Deep Intellisense: Surfacing context-sensitive information in IDEs
Software engineers working in large teams on large, long-lived code-bases have trouble understanding why the source code looks the way does. Often, they answer their questions by looking at past revisions of the source code, bug reports, code checkins, mailing list messages, and other documentation. This process of inquiry can be quite inefficient, especially when the answers they seek are located in isolated repositories accessed by multiple independent investigation tools. Prior mining approaches have focused on linking various data repositories together; in this paper we investigate techniques for displaying information extracted from the repositories in a way that helps developers to build a cohesive mental model of the rationale behind the code. After interviewing several developers and testers about how they investigate source code, we created a Visual Studio plugin called Deep Intellisense that summarizes and displays historical information about source code. We designed Deep Intellisense to address many of the hurdles engineers face with their current techniques, and help them spend less time gathering information and more time getting their work done.
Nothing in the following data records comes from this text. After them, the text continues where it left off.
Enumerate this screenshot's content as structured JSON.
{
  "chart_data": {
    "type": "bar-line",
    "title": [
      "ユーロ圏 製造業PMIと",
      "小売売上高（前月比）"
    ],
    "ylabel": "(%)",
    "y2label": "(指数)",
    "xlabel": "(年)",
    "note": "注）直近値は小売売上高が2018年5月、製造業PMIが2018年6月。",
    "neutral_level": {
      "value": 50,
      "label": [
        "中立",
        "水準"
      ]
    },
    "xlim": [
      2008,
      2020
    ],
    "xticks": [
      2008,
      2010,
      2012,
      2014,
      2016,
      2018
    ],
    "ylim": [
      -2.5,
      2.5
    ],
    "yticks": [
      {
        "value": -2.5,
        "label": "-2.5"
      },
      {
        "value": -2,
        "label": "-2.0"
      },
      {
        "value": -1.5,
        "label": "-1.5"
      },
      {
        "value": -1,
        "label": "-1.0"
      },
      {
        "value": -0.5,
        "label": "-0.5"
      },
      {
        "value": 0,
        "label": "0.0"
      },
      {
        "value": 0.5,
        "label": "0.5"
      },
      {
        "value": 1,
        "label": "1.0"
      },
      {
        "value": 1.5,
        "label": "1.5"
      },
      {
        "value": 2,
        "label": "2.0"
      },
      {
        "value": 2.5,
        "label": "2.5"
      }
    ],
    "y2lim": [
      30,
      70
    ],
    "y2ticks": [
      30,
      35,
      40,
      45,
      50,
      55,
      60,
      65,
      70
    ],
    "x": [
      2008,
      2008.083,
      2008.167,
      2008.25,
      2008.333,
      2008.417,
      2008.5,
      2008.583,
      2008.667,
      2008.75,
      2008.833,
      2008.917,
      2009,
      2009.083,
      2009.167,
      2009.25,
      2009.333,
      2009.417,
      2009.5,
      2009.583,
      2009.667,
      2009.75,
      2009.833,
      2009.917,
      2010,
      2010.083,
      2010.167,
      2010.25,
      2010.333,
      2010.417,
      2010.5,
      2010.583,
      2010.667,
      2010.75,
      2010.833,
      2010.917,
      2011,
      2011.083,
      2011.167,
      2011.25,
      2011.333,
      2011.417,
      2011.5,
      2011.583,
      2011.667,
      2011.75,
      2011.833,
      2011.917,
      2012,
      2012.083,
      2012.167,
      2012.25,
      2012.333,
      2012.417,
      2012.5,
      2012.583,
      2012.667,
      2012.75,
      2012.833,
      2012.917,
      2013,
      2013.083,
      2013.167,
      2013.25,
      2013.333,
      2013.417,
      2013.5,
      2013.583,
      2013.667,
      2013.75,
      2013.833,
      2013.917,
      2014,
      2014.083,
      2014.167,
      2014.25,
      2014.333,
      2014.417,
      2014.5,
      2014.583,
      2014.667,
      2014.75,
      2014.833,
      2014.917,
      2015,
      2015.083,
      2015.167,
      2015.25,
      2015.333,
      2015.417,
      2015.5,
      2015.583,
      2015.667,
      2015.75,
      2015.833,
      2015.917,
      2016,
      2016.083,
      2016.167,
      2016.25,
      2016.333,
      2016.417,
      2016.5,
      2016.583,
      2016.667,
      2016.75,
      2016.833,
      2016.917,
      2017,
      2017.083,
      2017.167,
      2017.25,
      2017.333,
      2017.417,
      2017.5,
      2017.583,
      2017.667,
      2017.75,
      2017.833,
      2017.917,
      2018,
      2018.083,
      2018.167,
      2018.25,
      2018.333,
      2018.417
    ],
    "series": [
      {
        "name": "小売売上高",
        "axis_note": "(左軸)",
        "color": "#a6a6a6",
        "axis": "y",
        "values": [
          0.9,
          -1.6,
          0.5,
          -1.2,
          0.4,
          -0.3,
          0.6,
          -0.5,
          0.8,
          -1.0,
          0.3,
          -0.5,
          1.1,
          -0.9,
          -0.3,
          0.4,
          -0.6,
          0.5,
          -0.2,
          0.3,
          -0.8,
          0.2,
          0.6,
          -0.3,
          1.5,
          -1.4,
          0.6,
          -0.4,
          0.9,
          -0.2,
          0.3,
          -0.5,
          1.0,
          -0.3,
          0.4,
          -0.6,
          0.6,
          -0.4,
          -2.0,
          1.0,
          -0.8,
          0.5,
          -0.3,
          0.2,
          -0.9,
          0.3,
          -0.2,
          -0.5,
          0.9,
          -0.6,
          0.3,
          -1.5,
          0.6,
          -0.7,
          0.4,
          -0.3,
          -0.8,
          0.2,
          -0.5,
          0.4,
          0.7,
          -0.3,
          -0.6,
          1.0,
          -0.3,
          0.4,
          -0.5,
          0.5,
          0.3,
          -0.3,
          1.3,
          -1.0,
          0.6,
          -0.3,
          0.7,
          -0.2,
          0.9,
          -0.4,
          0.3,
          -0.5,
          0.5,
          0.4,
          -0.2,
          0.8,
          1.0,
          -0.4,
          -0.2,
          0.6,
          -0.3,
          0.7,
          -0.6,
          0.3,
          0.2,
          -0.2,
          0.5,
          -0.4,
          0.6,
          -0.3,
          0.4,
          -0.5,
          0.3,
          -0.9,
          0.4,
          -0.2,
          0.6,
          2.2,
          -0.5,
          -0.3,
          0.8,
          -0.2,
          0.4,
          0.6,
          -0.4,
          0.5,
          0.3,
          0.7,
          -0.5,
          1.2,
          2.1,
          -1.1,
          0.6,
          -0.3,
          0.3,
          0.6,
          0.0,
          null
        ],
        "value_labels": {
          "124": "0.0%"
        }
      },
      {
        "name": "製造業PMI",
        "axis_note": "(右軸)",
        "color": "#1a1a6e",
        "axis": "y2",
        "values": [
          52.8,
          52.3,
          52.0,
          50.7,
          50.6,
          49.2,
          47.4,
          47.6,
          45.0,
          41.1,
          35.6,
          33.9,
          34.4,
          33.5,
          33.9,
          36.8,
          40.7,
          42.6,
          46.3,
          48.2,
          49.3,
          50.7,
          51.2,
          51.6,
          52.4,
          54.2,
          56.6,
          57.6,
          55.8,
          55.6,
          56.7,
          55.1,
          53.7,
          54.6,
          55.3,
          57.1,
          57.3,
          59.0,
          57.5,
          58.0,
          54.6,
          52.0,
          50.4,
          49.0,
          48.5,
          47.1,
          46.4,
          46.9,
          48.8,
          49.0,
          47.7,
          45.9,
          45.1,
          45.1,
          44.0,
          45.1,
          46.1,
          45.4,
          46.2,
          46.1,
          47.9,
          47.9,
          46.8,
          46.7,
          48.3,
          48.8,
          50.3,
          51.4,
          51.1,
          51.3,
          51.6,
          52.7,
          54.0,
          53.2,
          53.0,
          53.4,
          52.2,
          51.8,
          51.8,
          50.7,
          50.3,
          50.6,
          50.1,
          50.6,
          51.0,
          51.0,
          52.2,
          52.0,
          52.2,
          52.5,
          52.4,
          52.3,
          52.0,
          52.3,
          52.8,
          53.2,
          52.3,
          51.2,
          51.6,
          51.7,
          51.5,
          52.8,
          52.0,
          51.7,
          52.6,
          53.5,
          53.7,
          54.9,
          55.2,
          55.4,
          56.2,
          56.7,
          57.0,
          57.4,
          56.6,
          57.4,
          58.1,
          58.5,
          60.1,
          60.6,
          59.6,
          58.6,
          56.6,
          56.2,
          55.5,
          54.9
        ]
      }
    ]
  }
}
Some aspects of this research prototype have been integrated into Microsoft VisualStudio as CodeLense.
Details: [MSR 2008].
PopCon: Identifying important API
Eclipse has evolved from a fledgling Java IDE into a mature software ecosystem. One of the greatest benefits Eclipse provides developers is flexibility; however, this is not without cost. New Eclipse developers often find the framework to be large and confusing. Determining which parts of the framework they should be using can be a difficult task as Eclipse documentation tends to be either very high-level, focusing on the design of the framework, or low-level, focusing on specific APIs. We have developed a tool called PopCon that provides a bridge between high-level design documentation and low-level API documentation by statically analyzing a framework and several of its clients and providing a ranked list of the relative popularity of its APIs. We have applied PopCon to the Eclipse framework for this challenge to help newbie Eclipse developers identify some of the most relevant APIs for their tasks.
Details: [eTX 2007].
Strathcona: Context-sensitive example recommendation
When coding to an application programming interface (API), developers often encounter difficulties, unsure of which class to subclass, which objects to instantiate, and which methods to call. Example source code that demonstrates the use of the API can help devlopers make progress on their task. This paper describes an approach to provide such examples in which the structure of the source code that the developer is writing is matched heuristically to a repository of source code that uses the API. The structural context needed to query the repository is extracted automatically from the code, freeing the developer from learning a query language or from writing their code in a particular style. The repository is generated automatically from existing applications, avoiding the need for handcrafted examples. We demonstrate that the approach is effective, efficient, and more reliable than traditional alternatives through four empirical studies.